Biographie d'Arletty, centrée sur l'Occupation. Le titre est une allusion à « Si mon coeur est français, mon cul est international ». L'auteur a eu accès à des archives fraîchement ouvertes.
Ce livre a terni mon image d'Arletty.
Jusque dans les années 90, un temps que les moins de vingt ans ne peuvent pas connaître, le théâtre du Ranelagh passait les Enfants du Paradis toutes les semaines. Garance est inoubliable.
Quant à Arletty en chair et en os, malgré le téléfilm Une passion coupable, j'en étais resté à l'idée d'une actrice ne s'intéressant pas à la politique, passée à travers la guerre comme dans un rêve, et à quelques pirouettes gouailleuses « Si vous ne vouliez pas que je couche avec des Allemands, 'fallait pas les laisser entrer ».
Mais, quand on s'y intéresse de plus près, on s'aperçoit qu'elle aurait pu dire, comme Jean Genet et pour les mêmes raisons, les blonds mâles teutons et les orgies, « L'Occupation fut une longue jouissance ».
Amie de Josée Laval (fille unique et chérie de Pierre) depuis 1936, elle n'avait pas besoin de recourir au marché noir pour se procurer foie gras, saumon, caviar, champagne. Elle s'en fout plein la lampe alors que les Français crèvent la dalle. La description des fêtes finit par indisposer.
De plus, je la soupçonne de ne pas avoir été si ignorante de la politique qu'elle le laisse entendre. Elle vivait au contact du milieu politique, au sommet de celui-ci. Elle se vante de n'avoir jamais voté et d'être « anar » mais elle a gardé des amitiés chez des gens dont les convictions n'étaient pas exactement anarchistes. Et quelques réflexions par ci par là, comme celle-ci dans les années 80 à propos de De Gaulle « il ne faut pas confondre homme grand et grand homme », donnent à penser qu'elle n'avait pas vraiment remis en question ces opinions antérieures.
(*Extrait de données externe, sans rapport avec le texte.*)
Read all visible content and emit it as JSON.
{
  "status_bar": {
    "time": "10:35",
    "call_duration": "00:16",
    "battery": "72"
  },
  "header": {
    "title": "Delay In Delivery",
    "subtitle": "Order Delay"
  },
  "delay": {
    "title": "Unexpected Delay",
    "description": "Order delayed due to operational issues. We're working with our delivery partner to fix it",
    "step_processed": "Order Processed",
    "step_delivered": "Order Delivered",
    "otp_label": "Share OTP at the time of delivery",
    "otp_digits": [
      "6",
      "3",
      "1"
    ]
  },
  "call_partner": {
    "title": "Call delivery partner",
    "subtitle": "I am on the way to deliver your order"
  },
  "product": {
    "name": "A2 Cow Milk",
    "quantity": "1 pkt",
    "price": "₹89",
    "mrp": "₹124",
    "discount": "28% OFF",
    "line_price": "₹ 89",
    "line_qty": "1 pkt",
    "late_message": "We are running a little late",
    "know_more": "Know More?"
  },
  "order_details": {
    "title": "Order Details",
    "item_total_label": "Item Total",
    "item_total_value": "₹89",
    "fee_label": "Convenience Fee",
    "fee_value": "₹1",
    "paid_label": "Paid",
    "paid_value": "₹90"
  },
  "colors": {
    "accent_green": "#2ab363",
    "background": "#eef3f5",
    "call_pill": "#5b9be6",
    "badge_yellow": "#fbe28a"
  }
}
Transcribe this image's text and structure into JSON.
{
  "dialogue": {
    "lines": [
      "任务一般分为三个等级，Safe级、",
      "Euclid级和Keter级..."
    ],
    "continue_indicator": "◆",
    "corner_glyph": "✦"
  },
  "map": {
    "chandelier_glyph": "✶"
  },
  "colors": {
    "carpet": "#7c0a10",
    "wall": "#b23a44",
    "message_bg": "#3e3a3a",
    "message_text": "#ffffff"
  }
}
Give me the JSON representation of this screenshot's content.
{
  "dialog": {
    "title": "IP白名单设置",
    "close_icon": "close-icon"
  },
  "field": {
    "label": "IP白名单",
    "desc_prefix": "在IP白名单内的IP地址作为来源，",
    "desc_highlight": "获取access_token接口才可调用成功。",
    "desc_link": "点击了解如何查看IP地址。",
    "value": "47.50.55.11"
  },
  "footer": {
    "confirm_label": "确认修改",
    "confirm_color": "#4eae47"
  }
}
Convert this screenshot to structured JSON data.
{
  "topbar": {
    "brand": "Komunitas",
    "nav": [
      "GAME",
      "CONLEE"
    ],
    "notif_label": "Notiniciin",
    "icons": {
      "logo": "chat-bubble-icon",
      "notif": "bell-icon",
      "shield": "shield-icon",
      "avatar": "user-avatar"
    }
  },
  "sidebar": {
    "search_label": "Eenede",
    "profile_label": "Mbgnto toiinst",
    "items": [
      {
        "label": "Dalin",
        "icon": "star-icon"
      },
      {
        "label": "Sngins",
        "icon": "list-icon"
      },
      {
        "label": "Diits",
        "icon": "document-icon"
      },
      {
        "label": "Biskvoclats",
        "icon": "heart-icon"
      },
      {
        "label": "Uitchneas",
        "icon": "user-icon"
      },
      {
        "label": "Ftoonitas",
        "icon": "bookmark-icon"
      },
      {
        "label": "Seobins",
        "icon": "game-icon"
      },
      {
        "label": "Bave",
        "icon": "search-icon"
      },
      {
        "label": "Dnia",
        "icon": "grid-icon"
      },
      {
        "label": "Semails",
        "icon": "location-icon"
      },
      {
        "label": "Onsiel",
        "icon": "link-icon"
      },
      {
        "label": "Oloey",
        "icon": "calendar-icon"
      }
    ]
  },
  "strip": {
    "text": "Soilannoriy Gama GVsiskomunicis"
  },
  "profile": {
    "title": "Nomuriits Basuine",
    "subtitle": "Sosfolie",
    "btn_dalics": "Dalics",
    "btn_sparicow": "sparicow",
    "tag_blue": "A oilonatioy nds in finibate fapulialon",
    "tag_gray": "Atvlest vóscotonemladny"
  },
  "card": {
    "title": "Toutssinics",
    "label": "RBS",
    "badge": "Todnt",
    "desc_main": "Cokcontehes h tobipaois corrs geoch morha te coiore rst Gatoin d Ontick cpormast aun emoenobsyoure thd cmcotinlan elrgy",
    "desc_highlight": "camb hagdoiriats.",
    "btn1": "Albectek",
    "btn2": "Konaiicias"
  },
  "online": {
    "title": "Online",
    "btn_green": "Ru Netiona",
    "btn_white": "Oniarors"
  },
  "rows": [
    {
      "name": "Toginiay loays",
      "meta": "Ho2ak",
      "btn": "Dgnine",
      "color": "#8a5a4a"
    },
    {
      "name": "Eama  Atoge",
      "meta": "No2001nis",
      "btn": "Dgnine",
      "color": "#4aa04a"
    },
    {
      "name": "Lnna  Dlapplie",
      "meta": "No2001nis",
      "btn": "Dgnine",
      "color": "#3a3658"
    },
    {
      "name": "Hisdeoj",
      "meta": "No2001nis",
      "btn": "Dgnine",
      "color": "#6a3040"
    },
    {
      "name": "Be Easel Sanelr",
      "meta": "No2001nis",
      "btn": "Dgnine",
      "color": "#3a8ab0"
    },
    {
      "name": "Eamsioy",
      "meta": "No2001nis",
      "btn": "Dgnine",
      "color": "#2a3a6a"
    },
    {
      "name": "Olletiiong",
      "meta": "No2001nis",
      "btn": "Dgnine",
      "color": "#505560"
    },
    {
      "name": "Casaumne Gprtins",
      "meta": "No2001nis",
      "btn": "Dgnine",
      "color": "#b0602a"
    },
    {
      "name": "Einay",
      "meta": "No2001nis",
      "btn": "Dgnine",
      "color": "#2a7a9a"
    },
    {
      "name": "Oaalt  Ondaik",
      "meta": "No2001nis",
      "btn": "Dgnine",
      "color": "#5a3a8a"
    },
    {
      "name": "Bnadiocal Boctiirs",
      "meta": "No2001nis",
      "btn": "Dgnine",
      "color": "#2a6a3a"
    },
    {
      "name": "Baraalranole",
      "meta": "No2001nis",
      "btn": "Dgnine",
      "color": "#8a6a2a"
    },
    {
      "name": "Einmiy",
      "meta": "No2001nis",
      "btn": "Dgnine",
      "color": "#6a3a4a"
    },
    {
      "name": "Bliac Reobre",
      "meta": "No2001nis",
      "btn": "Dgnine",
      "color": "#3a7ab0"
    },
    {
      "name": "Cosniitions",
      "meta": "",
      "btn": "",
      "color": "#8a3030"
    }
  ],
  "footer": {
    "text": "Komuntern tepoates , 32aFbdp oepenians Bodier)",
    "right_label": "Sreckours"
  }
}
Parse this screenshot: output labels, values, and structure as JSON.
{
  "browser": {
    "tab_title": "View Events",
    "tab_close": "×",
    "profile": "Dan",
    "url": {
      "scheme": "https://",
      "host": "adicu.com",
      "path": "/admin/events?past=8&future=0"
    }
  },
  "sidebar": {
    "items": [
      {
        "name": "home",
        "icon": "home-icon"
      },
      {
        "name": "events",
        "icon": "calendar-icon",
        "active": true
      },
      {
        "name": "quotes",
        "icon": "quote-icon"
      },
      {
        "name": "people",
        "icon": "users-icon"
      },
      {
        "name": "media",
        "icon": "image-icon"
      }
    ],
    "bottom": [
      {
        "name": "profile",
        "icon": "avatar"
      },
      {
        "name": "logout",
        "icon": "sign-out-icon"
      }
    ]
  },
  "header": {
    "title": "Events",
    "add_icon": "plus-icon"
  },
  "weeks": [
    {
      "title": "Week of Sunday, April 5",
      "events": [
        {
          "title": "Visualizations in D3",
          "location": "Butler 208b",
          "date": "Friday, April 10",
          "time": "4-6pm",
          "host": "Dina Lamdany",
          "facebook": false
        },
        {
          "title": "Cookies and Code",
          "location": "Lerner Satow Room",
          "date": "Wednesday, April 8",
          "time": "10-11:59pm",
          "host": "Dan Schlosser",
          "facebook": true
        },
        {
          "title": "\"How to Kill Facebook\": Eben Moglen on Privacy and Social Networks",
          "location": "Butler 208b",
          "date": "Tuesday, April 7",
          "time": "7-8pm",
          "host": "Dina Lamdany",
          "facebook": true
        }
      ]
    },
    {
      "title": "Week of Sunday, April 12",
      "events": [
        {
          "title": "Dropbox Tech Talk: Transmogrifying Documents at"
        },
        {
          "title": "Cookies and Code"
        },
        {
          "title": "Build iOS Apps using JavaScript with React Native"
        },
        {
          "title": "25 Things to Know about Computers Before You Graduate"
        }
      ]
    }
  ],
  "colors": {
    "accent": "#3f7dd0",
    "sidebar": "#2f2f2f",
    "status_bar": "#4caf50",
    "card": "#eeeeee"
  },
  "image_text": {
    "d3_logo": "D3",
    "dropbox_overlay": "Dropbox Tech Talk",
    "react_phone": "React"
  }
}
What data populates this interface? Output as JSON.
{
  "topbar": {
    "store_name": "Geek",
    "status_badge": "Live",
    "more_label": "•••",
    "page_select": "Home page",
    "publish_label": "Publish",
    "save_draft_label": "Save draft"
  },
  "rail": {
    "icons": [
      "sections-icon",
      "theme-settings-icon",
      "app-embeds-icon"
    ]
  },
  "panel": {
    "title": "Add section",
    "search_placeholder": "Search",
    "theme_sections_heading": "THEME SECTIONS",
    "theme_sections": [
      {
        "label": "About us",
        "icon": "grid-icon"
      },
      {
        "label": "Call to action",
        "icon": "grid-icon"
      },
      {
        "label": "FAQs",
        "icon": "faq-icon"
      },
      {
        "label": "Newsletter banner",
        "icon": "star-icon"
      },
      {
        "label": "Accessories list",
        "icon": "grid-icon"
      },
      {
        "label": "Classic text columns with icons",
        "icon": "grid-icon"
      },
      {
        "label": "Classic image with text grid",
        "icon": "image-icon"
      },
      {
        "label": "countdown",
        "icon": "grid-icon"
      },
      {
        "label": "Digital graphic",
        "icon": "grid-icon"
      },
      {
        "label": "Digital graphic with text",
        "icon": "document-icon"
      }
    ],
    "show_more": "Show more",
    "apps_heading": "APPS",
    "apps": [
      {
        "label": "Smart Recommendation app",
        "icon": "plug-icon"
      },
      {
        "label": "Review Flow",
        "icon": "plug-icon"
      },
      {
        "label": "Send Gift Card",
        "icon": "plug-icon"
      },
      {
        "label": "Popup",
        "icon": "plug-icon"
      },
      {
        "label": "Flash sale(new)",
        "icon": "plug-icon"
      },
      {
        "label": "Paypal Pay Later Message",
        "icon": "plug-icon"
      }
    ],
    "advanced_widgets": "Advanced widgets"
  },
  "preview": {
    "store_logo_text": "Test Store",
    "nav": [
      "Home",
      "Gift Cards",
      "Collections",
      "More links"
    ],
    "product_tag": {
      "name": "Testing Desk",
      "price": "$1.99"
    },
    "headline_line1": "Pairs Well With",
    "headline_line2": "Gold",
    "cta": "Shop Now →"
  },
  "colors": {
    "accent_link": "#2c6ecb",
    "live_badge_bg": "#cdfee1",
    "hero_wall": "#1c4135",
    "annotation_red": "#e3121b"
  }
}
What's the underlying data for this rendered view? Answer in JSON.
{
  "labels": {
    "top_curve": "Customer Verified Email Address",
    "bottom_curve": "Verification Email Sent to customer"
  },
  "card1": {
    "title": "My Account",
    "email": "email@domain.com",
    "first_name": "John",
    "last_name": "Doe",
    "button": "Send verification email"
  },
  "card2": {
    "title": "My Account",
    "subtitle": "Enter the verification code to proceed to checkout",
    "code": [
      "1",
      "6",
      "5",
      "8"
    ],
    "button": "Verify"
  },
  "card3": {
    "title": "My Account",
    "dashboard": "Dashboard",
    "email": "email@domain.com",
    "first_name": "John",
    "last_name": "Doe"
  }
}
Certes, elle n'a pas fait le fameux voyage de la Continental à Berlin, contrairement à Suzy Delair et à Danielle Darrieux, toujours vivantes (à croire que ce voyage fut bénéfique pour la santé).
Ces histoires provoquent un malaise. C'est tout de même long quatre ans pour ne s'apercevoir de rien.
Il ne s'agit pas pour moi de porter un jugement rétrospectif, qui serait ridicule, mais d'expliquer. Je pense d'ailleurs que le public a porté son jugement en son temps, puisqu'Arletty n'a jamais retrouvé sa popularité d'avant 1945, même s'il n'y pas que des raisons politiques à cette désaffection.
Enfin, les amateurs de symboles s'attarderont sur le fait qu'elle a souffert de cécité dans les dernières décennies de sa vie. Punie comme Oedipe ?
Pourtant, Arletty a une qualité qu'il faut prendre en compte, même si elle n'est pas à la hauteur des drames humains que je viens d'évoquer : elle reste d'une classe exceptionnelle en toutes circonstances.
Elle signe « Biche »les lettres à son amant qu'elle surnomme « Faune ». C'est plus classieux que« Ta louloutte » et « Ton gros Riton qui t'aime».